A few months ago, Taco Taco opened in the space adjacent to Cannella's Italian Restaurant, previously occupied by the short-lived Amore Pizza & Gelato. The new eatery is a joint venture by Cannella's and their longtime chef, Alberto Higuera Calderon. It's pocket-size, with just a handful of tables, a few counter seats and added outdoor-eating options in warm weather. It's "walk up and wait" service; walk up to the counter, order your food and wait—but not for long: It'll be delivered pronto.
The menu isn't extensive—about the range of items you'd expect from a taco cart—but it packs a punch. And, unlike at taco carts, you can get Mexican cervezas like Tecate ($3), Negra Modelo ($5), Pacifico ($5) and Corona ($4), as well as cocktails and killer margaritas. The bulk of the menu consists of tacos ($2.50-$2.75), quesadillas ($8-$8.50) and burritos ($8-$9), plus sides like rice & beans, chips & salsa and a few kids' items.
Tuesday is a particularly good day to drop in on Taco Taco. That's when all tacos are $2 each. But I'd enjoy the tacos here any day, especially the chicken mole negro taco: tender pieces of boneless chicken bathed in a rich, dark red mole with queso fresco sprinkled on top, all in a warm, thick corn tortilla. The zucchini-blossom tacos are also excellent, and a good choice for vegetarians.

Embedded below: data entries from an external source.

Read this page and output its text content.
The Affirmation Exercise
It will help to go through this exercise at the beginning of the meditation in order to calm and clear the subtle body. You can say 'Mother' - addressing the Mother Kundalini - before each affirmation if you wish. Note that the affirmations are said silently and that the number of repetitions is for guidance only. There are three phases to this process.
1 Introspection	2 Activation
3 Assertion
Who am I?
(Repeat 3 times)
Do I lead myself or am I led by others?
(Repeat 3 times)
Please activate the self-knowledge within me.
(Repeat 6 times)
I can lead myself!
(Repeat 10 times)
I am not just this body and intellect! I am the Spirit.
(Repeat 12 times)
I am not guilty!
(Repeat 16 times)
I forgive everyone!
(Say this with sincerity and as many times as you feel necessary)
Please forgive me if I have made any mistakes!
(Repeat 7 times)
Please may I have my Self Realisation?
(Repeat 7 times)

However, my favorite item from the Taco Taco menu is the carne asada burrito. I initially balked at the $9 price tag. However, the burrito is muy grande, a mammoth thing that is a force to be reckoned with. So far, I've yet to finish more than half a Taco Taco burrito at one sitting. It's a large flour tortilla stuffed—and I mean stuffed—with heaping amounts of tender, flavorful, slightly salty morsels of grilled beef along with white rice, corn and black beans. I love the simplicity of the tacos and burritos, all of which can be adorned with a variety of garnishes and sauces—jalapaños, cilantro, radish, cabbage, pickled onion, etc.—from the salsa bar. However, I like my carne asada burrito "naked," with nothing more than some hot sauce drizzled on top. I'll go so far as to say it is Salt Lake City's best burrito.
Counter service at Taco Taco is super-friendly, and the music selections always eclectic. One afternoon, I heard Agnostic Front blaring from the speakers. No mariachi music here!
And, speaking of the friendly factor, Tamales Tita is hard to beat. During my visits, my dining companions and I have been made to feel more like family than customers. And, with Tita's low prices, you feel like you're getting some sort of family discount when you dine there. Believe me, this place is well worth a trip to West Jordan.
A woman named Alin is the owner, but her mother, Tita, "is the boss," says Alin. Alin patrols the dining room making sure everyone is happy and well taken care of. And, how could you not be happy with Tita's tamales? They're the main draw. And, just as Tacos Tacos has the best burrito, I'll go out on another limb and say that Tamales Tita serves the best tamales around.
The restaurant is minimalist in décor, but maximalist in sabor. Obviously, tamales are the big draw. They're housemade from scratch and come in a wide assortment of flavors, including savory tamales like chicken, pork, jalapeño & cheese, chicken with mole, bean & cheese and vegan (bean or oatmeal). There's also a selection of sweet tamales like corn with cinnamon, pineapple, and a sweet tamale with cream filling, plus a breakfast tamale with bacon, sausage, egg & cheese. Tamales are $1.75 apiece or $16.75 per dozen. I always get a dozen to take home when I visit.
You might know Tamales Tita from their presence at various farmers markets. A couple months ago, they finally opened their first restaurant, which features not-so-typical Mexican fare. There are no burritos on the menu, for example, and the tacos aren't standard, but rolled tacos dorados filled with chicken, ham & cheese, or beans.
The tamales are about 50 percent larger—with a thicker masa exterior—than what you're probably used to. So, the enchilada-style tamales ($5.99) are a generous plate of two tamales of your choice, smothered with your choice of verde, rojo or mole sauce and topped with queso fresco, onion, shredded lettuce and drizzled sour cream.
Other tasty dishes include excellent chiles rellenos and a dish called albondigas: three large meatballs swimming in a smoky-tasting chipotle sauce. The meatballs are ground beef encasing a hard-cooked egg. They're a tad dense for my taste, and I'd prefer a mixture of pork and beef rather than just beef, but they're still badass meatballs.
So, if you're looking for Salt Lake City's best burrito and best tamale, get your butts to Taco Taco and Tamales Tita.